Sabrina Lozada-Cabbage

Personal information
- National team: Puerto Rico
- Born: January 3, 1997 (age 29)
- Home town: Santa Fe, New Mexico
- Education: Wichita State University
- Height: 187 cm (74 in)

Sport
- Sport: Women's basketball
- University team: Wichita State Shockers

= Sabrina Lozada-Cabbage =

American basketball player (born 1997)

Sabrina Lozada-Cabbage (born January 3, 1997) is an American women's basketball player. She played for the Wichita State Shockers women's basketball team and also represented Puerto Rico at the 2020 Summer Olympics.

Lozada-Cabbage was born in Santa Fe, New Mexico to two deaf parents. As a result, she grew up with American Sign Language as her first language. She began signing at six months old.
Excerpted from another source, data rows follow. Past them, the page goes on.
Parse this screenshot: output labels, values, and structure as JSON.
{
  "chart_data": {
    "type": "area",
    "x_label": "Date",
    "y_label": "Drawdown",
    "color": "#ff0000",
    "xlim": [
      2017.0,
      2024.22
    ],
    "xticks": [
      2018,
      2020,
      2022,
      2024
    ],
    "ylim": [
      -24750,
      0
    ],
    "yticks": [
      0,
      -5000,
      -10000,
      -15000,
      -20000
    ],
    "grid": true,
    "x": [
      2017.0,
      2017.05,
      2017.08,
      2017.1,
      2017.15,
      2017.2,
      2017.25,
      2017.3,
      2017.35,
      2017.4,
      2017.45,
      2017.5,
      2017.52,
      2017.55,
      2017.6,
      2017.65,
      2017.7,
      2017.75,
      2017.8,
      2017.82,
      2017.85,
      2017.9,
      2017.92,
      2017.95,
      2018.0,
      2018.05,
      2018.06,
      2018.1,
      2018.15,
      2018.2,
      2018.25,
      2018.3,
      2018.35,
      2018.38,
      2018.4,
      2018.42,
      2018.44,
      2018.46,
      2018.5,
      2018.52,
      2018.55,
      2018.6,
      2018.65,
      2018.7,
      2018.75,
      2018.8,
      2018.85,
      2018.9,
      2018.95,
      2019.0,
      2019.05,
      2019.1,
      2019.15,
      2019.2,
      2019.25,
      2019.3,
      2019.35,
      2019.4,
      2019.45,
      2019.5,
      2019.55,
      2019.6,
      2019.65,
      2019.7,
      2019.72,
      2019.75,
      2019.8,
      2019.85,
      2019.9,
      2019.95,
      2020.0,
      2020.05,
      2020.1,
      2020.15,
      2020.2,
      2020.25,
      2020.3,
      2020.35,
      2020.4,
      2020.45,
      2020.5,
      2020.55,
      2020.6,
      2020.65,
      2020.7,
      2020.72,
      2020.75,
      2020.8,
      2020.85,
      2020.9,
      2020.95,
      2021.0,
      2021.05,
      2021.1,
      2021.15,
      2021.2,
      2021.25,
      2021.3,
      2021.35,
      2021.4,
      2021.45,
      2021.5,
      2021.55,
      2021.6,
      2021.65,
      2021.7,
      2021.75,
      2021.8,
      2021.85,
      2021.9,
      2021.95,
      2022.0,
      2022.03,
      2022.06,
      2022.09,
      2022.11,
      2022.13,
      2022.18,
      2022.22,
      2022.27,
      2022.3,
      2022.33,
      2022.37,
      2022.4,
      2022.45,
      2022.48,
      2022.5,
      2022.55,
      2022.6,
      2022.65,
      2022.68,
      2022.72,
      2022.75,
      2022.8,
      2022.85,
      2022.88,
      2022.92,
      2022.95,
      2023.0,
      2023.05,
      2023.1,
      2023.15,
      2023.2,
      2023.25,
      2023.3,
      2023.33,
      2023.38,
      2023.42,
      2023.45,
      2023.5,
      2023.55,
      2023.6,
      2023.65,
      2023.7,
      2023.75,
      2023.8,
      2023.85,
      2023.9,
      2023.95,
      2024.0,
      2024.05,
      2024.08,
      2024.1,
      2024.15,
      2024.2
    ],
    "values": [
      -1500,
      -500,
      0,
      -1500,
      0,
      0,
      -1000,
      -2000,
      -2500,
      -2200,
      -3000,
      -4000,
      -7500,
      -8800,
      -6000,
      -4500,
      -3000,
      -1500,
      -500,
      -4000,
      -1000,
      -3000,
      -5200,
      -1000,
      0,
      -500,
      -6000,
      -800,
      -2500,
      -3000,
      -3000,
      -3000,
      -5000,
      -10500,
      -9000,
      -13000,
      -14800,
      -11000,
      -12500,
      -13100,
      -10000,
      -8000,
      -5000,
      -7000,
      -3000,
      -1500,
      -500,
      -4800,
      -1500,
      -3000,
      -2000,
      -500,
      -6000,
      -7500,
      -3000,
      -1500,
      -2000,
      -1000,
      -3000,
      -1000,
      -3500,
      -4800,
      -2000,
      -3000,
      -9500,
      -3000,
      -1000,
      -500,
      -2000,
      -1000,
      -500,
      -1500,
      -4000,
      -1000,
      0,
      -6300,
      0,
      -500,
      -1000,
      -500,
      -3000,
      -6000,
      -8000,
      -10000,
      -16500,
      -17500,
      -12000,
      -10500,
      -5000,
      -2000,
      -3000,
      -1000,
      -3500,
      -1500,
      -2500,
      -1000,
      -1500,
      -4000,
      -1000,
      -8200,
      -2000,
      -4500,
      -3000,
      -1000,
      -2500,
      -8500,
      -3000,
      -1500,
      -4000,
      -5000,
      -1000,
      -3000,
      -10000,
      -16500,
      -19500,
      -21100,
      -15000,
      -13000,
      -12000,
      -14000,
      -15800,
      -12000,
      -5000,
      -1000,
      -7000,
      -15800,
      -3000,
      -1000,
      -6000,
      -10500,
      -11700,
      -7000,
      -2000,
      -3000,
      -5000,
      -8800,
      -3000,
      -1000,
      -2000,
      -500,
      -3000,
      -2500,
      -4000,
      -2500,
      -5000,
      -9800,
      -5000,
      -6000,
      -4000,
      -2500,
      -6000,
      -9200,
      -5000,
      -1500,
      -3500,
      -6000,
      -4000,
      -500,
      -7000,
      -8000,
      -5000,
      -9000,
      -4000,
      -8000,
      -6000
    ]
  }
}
She graduated from Santa Fe High School in 2015.

She attended Wichita State University and played on their women's basketball team from 2015 to 2019. She averaged 8.6 points and 6.0 rebounds as a senior. Because her maternal grandparents were born in Puerto Rico, Lozada-Cabbage qualified to play for the Puerto Rico women's basketball team in the 2020 Summer Olympics women's basketball tournament. The team placed twelfth in the tournament.

Lozada-Cabbage has a degree in sports management. She is LGBTQ.